Desde que Barboche vió la piedra, empezó a ser presa de insensata exilación... Aunque hasta entonces había sido un perro como cualquier otro, la muela le enloqueció súbitamente. Saltaba sobre el objeto, queriéndomelo arrebatar, gemía, parecía atacado de hidrofobia y quería morderme. Tuve que entregarle aquella hermosa pieza de museo, al fin. Al instante Barboche se puso a reconstituir el movimiento de rotación que probablemente tuvo la piedra, y, desde entonces, mi viejo camarada no cesó de hacerla girar, hasta que tuve que ocultársela. Dadle una verdadera muela, una piedra redonda cualquiera, y no hará caso de ella: es la otra la que le produce frenesí: es la otra la que hace girar sin descanso, como si cumpliera una tarea que le ha sido impuesta. El poeta quiso que lo supiéramos experimental mente. Llamó a Barboche. El viejo can se precipitó sobre su amo para arrebatarle la muela; se retorcía epiléptico; gruñía; ladridos trágicos se escapaban de su pesado cuerpo. Mistral dejó caer la piedra. Barboche se lanzó sobre ella en silencio. Sus viejas patas, hechas ligeras, se posaron sobre la muela y empezaron a hacerla rodar y más rodar. No nos oía, no nos atendía, no nos miraba siquiera: proseguía su trabajo ciegamente, automáticamente...

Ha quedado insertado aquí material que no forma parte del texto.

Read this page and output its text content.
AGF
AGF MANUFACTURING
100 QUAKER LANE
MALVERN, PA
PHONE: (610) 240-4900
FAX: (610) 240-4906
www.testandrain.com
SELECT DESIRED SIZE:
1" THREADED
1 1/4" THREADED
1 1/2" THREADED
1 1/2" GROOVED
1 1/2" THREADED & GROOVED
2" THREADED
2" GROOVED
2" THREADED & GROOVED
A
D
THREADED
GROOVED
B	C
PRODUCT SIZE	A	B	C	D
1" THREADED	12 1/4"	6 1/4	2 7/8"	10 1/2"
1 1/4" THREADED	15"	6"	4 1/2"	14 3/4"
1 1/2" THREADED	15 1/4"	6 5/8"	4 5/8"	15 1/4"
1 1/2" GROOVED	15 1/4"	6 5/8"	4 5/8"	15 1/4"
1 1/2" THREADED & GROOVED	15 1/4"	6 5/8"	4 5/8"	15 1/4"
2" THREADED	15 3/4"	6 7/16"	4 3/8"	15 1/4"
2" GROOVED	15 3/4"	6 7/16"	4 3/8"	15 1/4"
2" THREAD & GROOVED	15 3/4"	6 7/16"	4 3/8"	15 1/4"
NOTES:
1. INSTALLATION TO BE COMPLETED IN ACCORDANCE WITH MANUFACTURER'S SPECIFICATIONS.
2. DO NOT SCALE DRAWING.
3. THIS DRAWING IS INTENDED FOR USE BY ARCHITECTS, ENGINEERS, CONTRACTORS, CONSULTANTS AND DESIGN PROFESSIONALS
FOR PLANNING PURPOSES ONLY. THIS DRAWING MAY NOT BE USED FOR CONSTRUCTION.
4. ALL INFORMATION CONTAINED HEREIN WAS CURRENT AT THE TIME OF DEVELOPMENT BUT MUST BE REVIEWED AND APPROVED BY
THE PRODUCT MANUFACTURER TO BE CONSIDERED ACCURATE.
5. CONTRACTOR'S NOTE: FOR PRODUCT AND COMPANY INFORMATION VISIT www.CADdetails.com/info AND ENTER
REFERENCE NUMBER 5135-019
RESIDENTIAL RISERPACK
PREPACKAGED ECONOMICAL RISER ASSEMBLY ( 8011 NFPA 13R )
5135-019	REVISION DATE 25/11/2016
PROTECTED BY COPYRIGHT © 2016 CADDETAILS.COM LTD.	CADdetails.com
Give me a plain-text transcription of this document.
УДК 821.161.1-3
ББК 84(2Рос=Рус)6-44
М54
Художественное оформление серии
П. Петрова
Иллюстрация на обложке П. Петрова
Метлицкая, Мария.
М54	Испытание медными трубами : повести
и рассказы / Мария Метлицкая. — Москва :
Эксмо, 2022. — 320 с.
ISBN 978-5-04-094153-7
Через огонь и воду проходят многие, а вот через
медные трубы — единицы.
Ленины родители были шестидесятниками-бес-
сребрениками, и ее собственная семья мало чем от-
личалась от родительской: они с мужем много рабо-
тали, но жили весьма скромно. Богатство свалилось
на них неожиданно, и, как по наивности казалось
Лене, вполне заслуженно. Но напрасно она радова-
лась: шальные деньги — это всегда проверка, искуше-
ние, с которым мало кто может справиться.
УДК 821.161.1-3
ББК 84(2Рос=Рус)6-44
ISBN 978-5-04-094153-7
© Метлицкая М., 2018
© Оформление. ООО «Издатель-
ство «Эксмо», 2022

Un obispo quiso ver al can. Había puesto sobre su hábito talar, de modo bien visible, su cruz episcopal, que brillaba sobrecargada de pedrería. Y se trajo Barboche la muela. Contra su costumbre, el can permaneció curvado, sujeto por no se sabe qué fuerza obscura. Apenas el obispo volvió la espalda, Barboche, presa de un insólito frenesí, se puso a hacer girar la muela.

Mistral quedó verdaderamente emocionado por esta aventura.

Refiere aún el poeta, que un día, habiendo puesto un acanto de piedra contra la pared de la casa en que escribía Mireille, ¡nació allí un acanto! De igual suerte, en la fachada de la casa donde jamás se había visto una planta adventicia, apareció una higuera, venida no se sabe cómo y arraigada no se sabe dónde. ¡Y la higuera es el símbolo del amor de Mireille…».